Vissani: "Scriverò a Draghi". La Mantia: "Mi cadono le braccia, non mi aspetto più niente di buono"
Rabbia e disillusione. Si può riassumere così lo stato d'animo di chef e ristoratori riguardo alle nuove ipotesi di restrizioni per i ristoranti, anche a pranzo nei weekend in zona gialla.
Non usa mezzi termini lo chef Gianfranco Vissani. "Siamo messi con il culo per terra, anzi: con il culo sulla brace!" commenta Vissani all'Adnkronos e annuncia: "Scriverò una lettera aperta di protesta indirizzata al presidente del Consiglio dei ministri Mario Draghi".
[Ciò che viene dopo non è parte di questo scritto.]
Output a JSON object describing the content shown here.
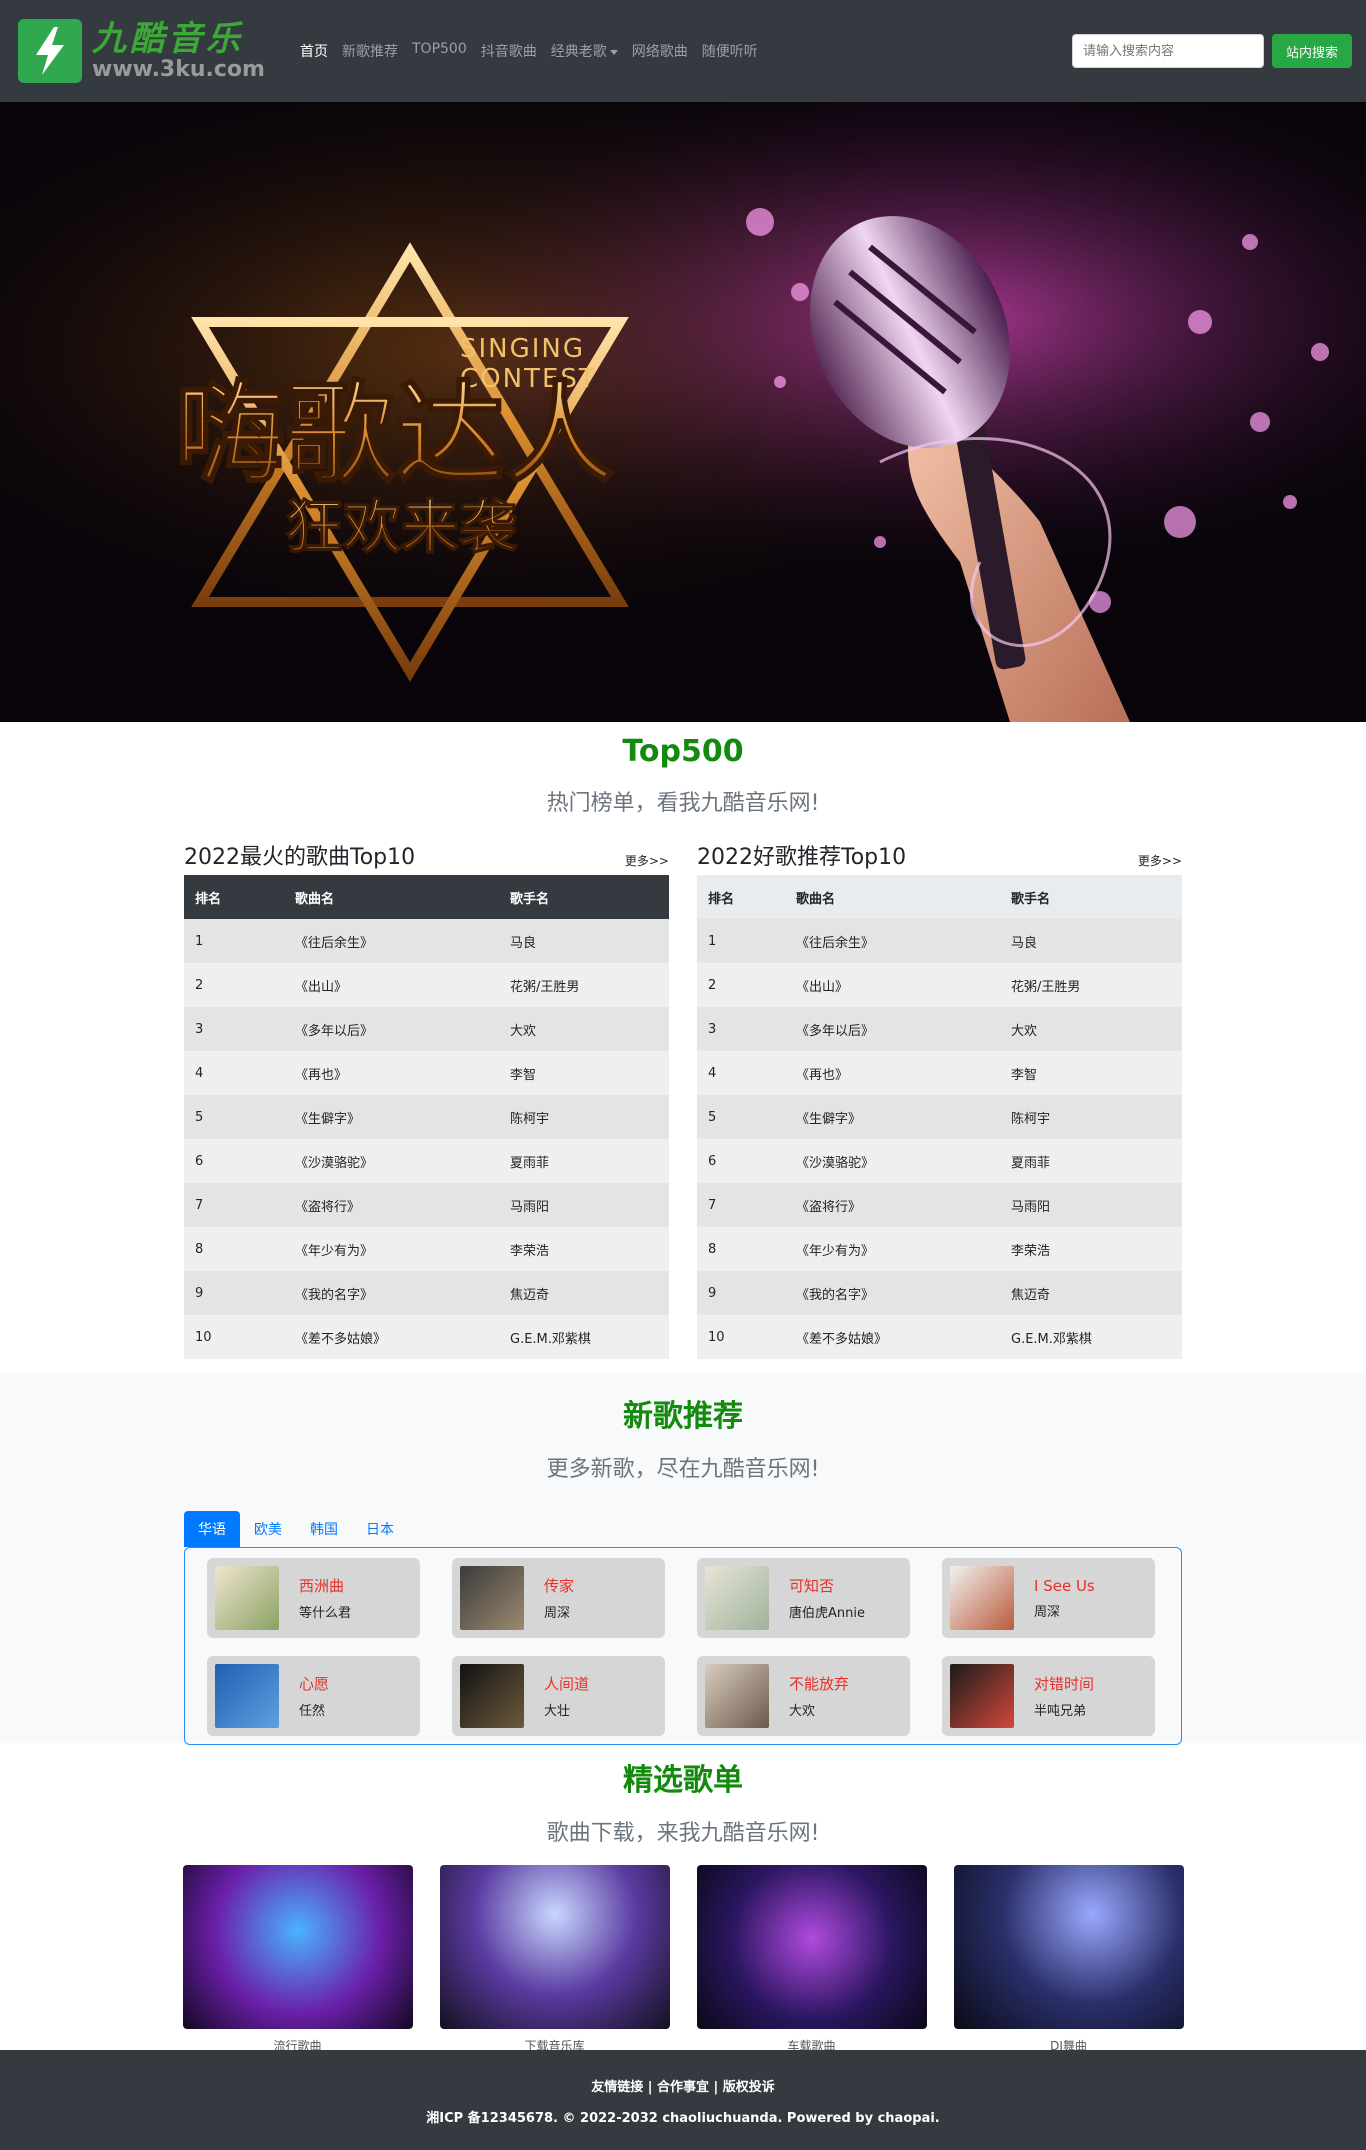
{
  "header": {
    "logo_cn": "九酷音乐",
    "logo_url": "www.3ku.com",
    "nav": [
      {
        "label": "首页"
      },
      {
        "label": "新歌推荐"
      },
      {
        "label": "TOP500"
      },
      {
        "label": "抖音歌曲"
      },
      {
        "label": "经典老歌"
      },
      {
        "label": "网络歌曲"
      },
      {
        "label": "随便听听"
      }
    ],
    "search_placeholder": "请输入搜索内容",
    "search_button": "站内搜索"
  },
  "banner": {
    "headline": "嗨歌达人",
    "subline": "狂欢来袭",
    "english_1": "SINGING",
    "english_2": "CONTEST"
  },
  "top500": {
    "title": "Top500",
    "subtitle": "热门榜单，看我九酷音乐网!",
    "more": "更多>>",
    "columns": [
      "排名",
      "歌曲名",
      "歌手名"
    ],
    "table_left_title": "2022最火的歌曲Top10",
    "table_right_title": "2022好歌推荐Top10",
    "rows": [
      [
        "1",
        "《往后余生》",
        "马良"
      ],
      [
        "2",
        "《出山》",
        "花粥/王胜男"
      ],
      [
        "3",
        "《多年以后》",
        "大欢"
      ],
      [
        "4",
        "《再也》",
        "李智"
      ],
      [
        "5",
        "《生僻字》",
        "陈柯宇"
      ],
      [
        "6",
        "《沙漠骆驼》",
        "夏雨菲"
      ],
      [
        "7",
        "《盗将行》",
        "马雨阳"
      ],
      [
        "8",
        "《年少有为》",
        "李荣浩"
      ],
      [
        "9",
        "《我的名字》",
        "焦迈奇"
      ],
      [
        "10",
        "《差不多姑娘》",
        "G.E.M.邓紫棋"
      ]
    ]
  },
  "newsongs": {
    "title": "新歌推荐",
    "subtitle": "更多新歌，尽在九酷音乐网!",
    "tabs": [
      "华语",
      "欧美",
      "韩国",
      "日本"
    ],
    "songs": [
      {
        "name": "西洲曲",
        "artist": "等什么君"
      },
      {
        "name": "传家",
        "artist": "周深"
      },
      {
        "name": "可知否",
        "artist": "唐伯虎Annie"
      },
      {
        "name": "I See Us",
        "artist": "周深"
      },
      {
        "name": "心愿",
        "artist": "任然"
      },
      {
        "name": "人间道",
        "artist": "大壮"
      },
      {
        "name": "不能放弃",
        "artist": "大欢"
      },
      {
        "name": "对错时间",
        "artist": "半吨兄弟"
      }
    ]
  },
  "playlists": {
    "title": "精选歌单",
    "subtitle": "歌曲下载，来我九酷音乐网!",
    "items": [
      "流行歌曲",
      "下载音乐库",
      "车载歌曲",
      "DJ舞曲"
    ]
  },
  "footer": {
    "links": "友情链接 | 合作事宜 | 版权投诉",
    "copyright": "湘ICP 备12345678. © 2022-2032 chaoliuchuanda. Powered by chaopai."
  },
  "colors": {
    "navbar": "#343a40",
    "accent_green": "#138a0e",
    "search_button": "#28a745",
    "tab_blue": "#007bff",
    "song_name_red": "#e8302a"
  }
}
"Capisco che contrastare il contagio del Covid è la preoccupazione principale; ma noi siamo di fatto chiusi da cinque, sei mesi e non arrivano neanche gli aiuti, perché non li daranno a chi ha debiti o pendenze fiscali e passeranno all'Agenzia delle Entrate - spiega lo chef - Ecco come funziona lo Stato italiano! E neanche si può fare causa allo Stato... Si devono vergognare".
Si chiede Vissani: "Possibile che anche una persona straordinaria come Draghi pensi di chiudere pure a mezzogiorno i ristoranti, che sono il luogo più scuro che possa esserci in Italia? Sono veramente desolato, ci troviamo in una situazione pietosa, che riguarda i grandi chef come i piccoli ristoratori, i ristoranti a conduzione familiare: come si fa a non capirlo? Per quanto tempo possiamo ancora andare avanti? Il rischio è di rimanere tutti con le mani in mano e il culo per terra, anzi con il culo sulla brace...".
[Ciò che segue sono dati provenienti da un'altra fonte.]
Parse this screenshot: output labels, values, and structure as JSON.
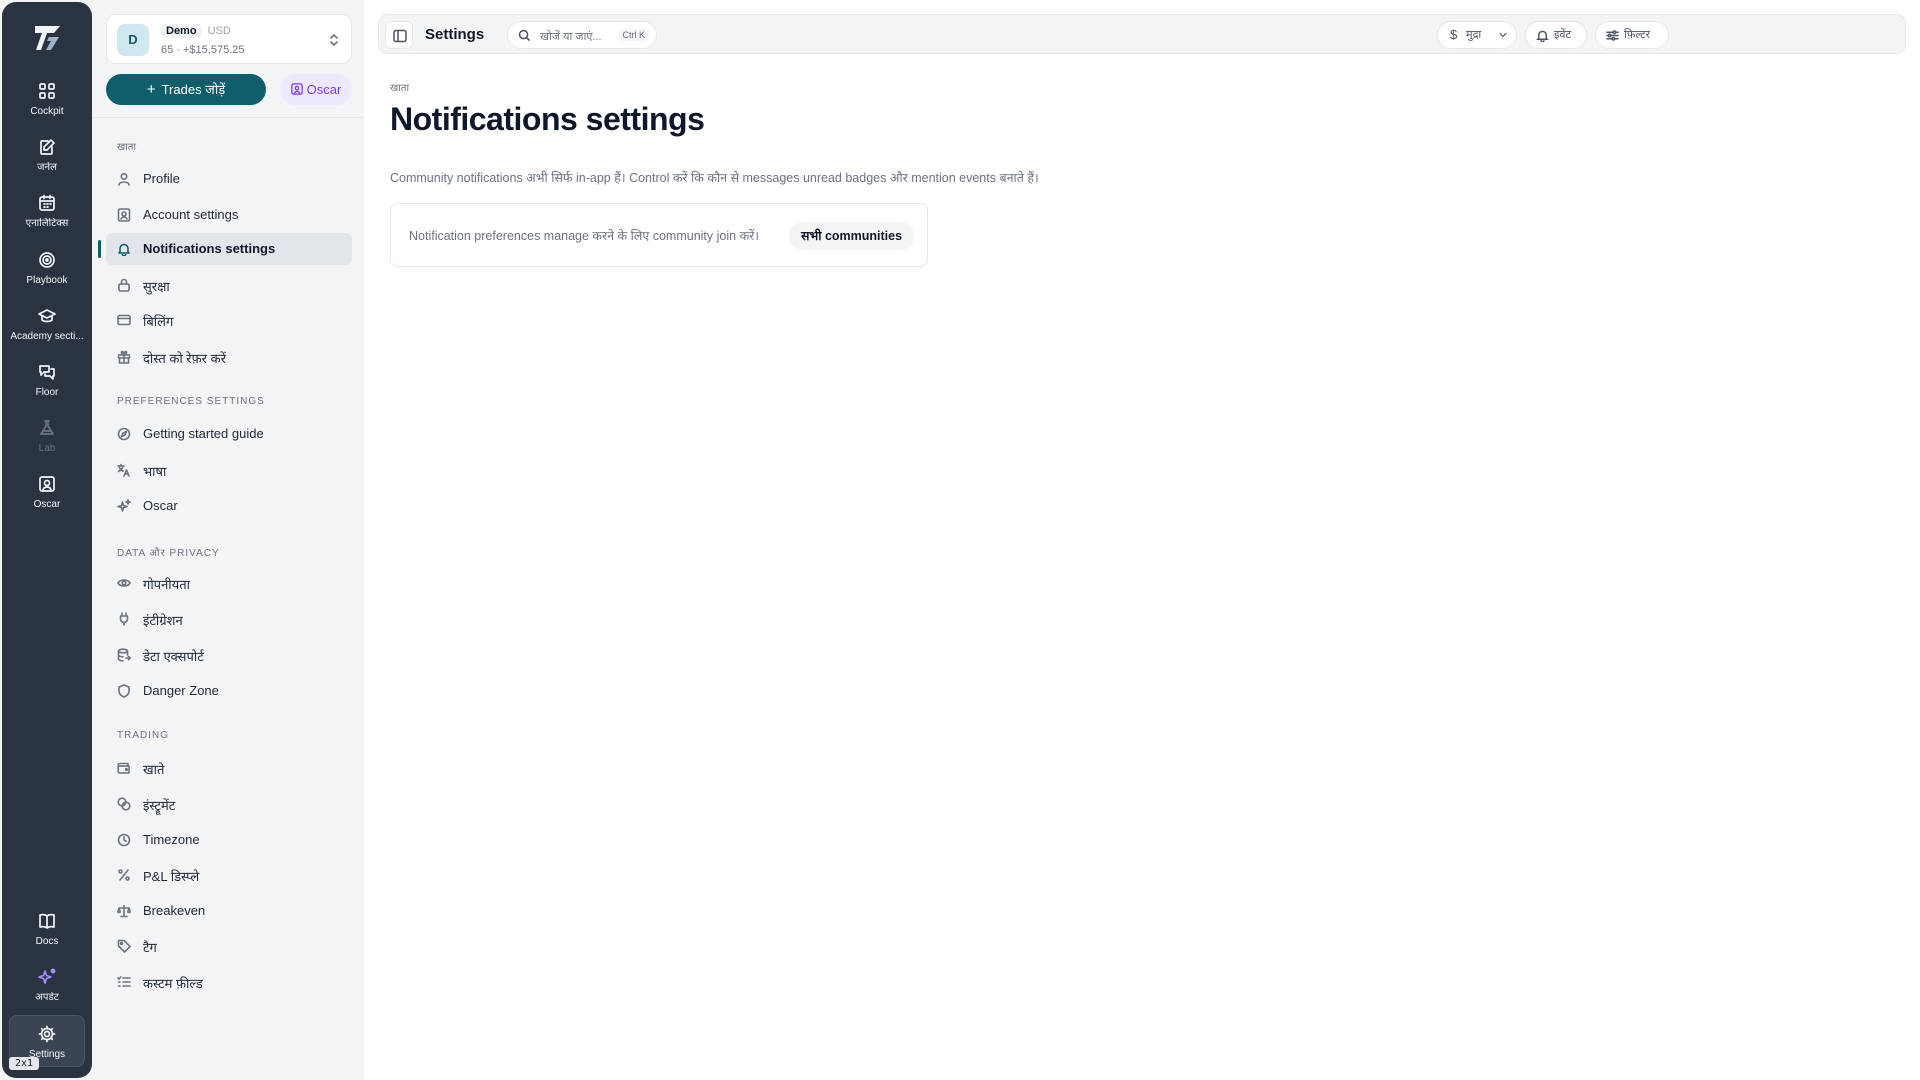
{
  "rail": {
    "items": [
      {
        "label": "Cockpit",
        "icon": "grid-icon"
      },
      {
        "label": "जर्नल",
        "icon": "journal-icon"
      },
      {
        "label": "एनालिटिक्स",
        "icon": "calendar-icon"
      },
      {
        "label": "Playbook",
        "icon": "target-icon"
      },
      {
        "label": "Academy secti...",
        "icon": "graduation-cap-icon"
      },
      {
        "label": "Floor",
        "icon": "chat-icon"
      },
      {
        "label": "Lab",
        "icon": "flask-icon"
      },
      {
        "label": "Oscar",
        "icon": "oscar-icon"
      }
    ],
    "bottom": [
      {
        "label": "Docs",
        "icon": "book-icon"
      },
      {
        "label": "अपडेट",
        "icon": "sparkles-icon"
      },
      {
        "label": "Settings",
        "icon": "gear-icon"
      }
    ],
    "badge": "2x1"
  },
  "account": {
    "initial": "D",
    "mode": "Demo",
    "currency": "USD",
    "summary": "65 · +$15,575.25"
  },
  "actions": {
    "add_trades": "Trades जोड़ें",
    "oscar": "Oscar"
  },
  "sidebar": {
    "sections": [
      {
        "label": "खाता",
        "items": [
          "Profile",
          "Account settings",
          "Notifications settings",
          "सुरक्षा",
          "बिलिंग",
          "दोस्त को रेफ़र करें"
        ]
      },
      {
        "label": "PREFERENCES SETTINGS",
        "items": [
          "Getting started guide",
          "भाषा",
          "Oscar"
        ]
      },
      {
        "label": "DATA और PRIVACY",
        "items": [
          "गोपनीयता",
          "इंटीग्रेशन",
          "डेटा एक्सपोर्ट",
          "Danger Zone"
        ]
      },
      {
        "label": "TRADING",
        "items": [
          "खाते",
          "इंस्ट्रूमेंट",
          "Timezone",
          "P&L डिस्प्ले",
          "Breakeven",
          "टैग",
          "कस्टम फ़ील्ड"
        ]
      }
    ],
    "active_item": "Notifications settings"
  },
  "topbar": {
    "title": "Settings",
    "search_placeholder": "खोजें या जाएं...",
    "search_shortcut": "Ctrl K",
    "currency_label": "मुद्रा",
    "events_label": "इवेंट",
    "filter_label": "फ़िल्टर"
  },
  "page": {
    "breadcrumb": "खाता",
    "title": "Notifications settings",
    "description": "Community notifications अभी सिर्फ in-app हैं। Control करें कि कौन से messages unread badges और mention events बनाते हैं।",
    "notice": "Notification preferences manage करने के लिए community join करें।",
    "notice_button": "सभी communities"
  },
  "colors": {
    "rail_bg": "#2a3441",
    "accent": "#0e5f6b",
    "oscar_purple": "#7c3aed"
  }
}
"Disilluso" lo chef Filippo La Mantia. "Oramai non mi aspetto più nulla di buono - dice all'Adnkronos - sono completamente disilluso e il mio non è pessimismo, è presa visione della realtà".
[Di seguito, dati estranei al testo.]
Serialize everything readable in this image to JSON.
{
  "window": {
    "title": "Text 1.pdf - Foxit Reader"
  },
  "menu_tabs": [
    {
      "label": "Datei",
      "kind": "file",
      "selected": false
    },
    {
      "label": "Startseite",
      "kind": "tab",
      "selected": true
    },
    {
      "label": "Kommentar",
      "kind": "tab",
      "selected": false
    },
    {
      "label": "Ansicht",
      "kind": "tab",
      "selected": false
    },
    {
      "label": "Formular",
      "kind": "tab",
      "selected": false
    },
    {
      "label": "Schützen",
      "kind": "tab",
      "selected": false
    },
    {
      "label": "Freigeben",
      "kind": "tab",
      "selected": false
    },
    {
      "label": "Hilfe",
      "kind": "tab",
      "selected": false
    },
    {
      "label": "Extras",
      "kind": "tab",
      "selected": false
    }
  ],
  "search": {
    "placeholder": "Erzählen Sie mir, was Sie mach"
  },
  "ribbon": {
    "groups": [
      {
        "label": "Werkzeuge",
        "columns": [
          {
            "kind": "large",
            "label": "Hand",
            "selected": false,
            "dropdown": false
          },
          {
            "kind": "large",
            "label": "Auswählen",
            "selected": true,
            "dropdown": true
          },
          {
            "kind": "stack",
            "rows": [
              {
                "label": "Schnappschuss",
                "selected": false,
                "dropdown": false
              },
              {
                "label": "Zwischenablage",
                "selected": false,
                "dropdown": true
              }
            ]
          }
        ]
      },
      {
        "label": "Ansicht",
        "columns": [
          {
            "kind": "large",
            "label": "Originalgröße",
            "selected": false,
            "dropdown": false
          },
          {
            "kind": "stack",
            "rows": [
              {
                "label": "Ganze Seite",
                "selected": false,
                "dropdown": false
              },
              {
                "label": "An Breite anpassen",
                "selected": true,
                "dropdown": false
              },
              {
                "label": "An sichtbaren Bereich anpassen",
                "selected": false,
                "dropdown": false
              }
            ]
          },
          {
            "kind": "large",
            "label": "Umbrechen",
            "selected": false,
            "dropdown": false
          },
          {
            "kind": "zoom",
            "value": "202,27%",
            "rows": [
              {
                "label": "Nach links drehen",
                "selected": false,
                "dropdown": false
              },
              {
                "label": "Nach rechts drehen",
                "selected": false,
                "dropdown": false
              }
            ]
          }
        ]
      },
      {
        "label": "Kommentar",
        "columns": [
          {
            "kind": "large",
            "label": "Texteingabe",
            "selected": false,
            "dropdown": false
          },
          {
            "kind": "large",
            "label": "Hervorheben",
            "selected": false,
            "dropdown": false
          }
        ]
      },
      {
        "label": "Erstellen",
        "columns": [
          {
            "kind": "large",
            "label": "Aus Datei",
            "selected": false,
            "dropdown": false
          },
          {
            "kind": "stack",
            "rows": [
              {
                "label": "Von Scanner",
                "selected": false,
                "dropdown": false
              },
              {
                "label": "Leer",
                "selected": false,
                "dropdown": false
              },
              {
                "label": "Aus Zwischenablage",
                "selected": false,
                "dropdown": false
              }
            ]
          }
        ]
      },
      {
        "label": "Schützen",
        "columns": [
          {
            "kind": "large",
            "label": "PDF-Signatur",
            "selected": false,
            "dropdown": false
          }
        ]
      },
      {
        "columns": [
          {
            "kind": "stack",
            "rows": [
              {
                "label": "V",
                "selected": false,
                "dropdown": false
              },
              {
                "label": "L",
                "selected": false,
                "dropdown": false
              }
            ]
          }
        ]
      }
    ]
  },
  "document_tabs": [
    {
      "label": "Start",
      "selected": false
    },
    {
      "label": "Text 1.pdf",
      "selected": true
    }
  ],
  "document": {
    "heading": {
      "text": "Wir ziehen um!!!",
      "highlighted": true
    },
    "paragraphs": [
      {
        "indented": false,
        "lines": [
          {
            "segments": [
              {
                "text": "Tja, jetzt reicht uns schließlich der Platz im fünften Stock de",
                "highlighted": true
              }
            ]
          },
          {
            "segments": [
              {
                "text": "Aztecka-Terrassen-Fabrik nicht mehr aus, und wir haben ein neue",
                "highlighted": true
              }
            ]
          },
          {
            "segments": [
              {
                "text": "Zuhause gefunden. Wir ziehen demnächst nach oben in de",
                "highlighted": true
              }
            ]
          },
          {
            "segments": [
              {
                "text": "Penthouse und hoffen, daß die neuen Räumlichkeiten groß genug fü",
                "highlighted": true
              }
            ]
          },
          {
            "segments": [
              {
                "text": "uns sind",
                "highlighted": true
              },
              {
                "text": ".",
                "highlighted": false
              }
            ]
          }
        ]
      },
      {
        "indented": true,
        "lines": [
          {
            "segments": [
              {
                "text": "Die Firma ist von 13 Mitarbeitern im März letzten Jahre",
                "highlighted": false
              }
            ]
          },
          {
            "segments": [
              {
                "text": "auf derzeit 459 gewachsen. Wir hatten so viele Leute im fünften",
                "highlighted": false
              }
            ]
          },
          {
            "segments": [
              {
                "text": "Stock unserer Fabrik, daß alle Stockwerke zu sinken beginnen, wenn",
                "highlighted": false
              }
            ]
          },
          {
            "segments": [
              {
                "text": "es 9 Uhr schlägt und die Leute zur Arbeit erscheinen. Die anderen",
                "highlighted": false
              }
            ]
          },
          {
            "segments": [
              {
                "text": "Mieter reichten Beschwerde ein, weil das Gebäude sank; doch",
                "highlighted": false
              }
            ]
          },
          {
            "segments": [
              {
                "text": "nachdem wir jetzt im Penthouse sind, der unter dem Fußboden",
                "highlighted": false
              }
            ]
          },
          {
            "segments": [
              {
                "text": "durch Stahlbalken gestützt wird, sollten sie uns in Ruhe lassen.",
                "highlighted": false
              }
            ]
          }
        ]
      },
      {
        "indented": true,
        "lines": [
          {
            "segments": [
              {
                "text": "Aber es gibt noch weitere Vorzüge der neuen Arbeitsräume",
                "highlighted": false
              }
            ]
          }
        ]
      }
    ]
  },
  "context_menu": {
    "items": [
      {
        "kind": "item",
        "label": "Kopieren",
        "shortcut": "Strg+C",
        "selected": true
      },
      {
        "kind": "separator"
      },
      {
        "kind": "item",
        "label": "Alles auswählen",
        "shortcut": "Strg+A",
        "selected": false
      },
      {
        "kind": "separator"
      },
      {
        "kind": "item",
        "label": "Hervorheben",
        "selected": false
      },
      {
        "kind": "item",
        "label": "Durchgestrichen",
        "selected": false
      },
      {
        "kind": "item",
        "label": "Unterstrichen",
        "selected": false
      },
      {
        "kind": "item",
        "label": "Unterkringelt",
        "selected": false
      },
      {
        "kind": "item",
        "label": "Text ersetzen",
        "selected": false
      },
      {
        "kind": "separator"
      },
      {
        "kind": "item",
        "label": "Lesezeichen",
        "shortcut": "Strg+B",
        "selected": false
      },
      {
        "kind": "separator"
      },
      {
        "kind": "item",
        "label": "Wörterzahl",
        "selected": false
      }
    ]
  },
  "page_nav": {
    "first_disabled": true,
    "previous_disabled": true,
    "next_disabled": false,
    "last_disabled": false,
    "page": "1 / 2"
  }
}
"Fino a quando non si sarà vaccinata almeno la metà degli italiani, di cosa parliamo? Non possiamo programmare nulla, non possiamo costruire nessun futuro, ma soltanto vivere alla giornata, sperando che il giorno dopo non sia peggiore del giorno prima... Mi sono cascate le braccia!", confessa lo chef.
Osserva ancora La Mantia: "Oggi come oggi, possiamo solo adeguarci a quello che altri decidono per noi e di noi. Oramai è da un anno pieno che questa storia continua, segnandoci la vita personale e professionale e cancellando ogni ipotesi plausibile di futuro, costringendoci a vivere solo il presente e per di più sempre con il timore che anziché andare avanti si vada ancora più indietro".
"Si sta scegliendo di condannare a morte un intero settore” commenta Luigi Scordamaglia, consigliere delegato di Filiera Italia. E' necessario invertire "la tendenza sui sussidi al settore, basta elemosina e si cominci a elargire sia alle piccole realtà che a quelle più grandi che rischiano ancora di più dal punto di vista occupazionale", sottolinea. "Basterebbe fotocopiare gli interventi di altri Paesi sul settore ristorazione - osserva - dove senza alcuna limitazione è stato riconosciuto agli esercizi una parte rilevante del fatturato corrispondente ai mesi persi, l'alternativa è veder scomparire i ristoranti italiani con buona pace del nostro Made in Italy”.
"In gioco, considerando l'insieme di una filiera iperconnessa che va dalla produzione alla ristorazione, parliamo di 240.000 posti di lavoro, il rischio è di uscire dall’emergenza sanitaria e non avere le forze per superare un'emergenza economica", conclude Scordamaglia.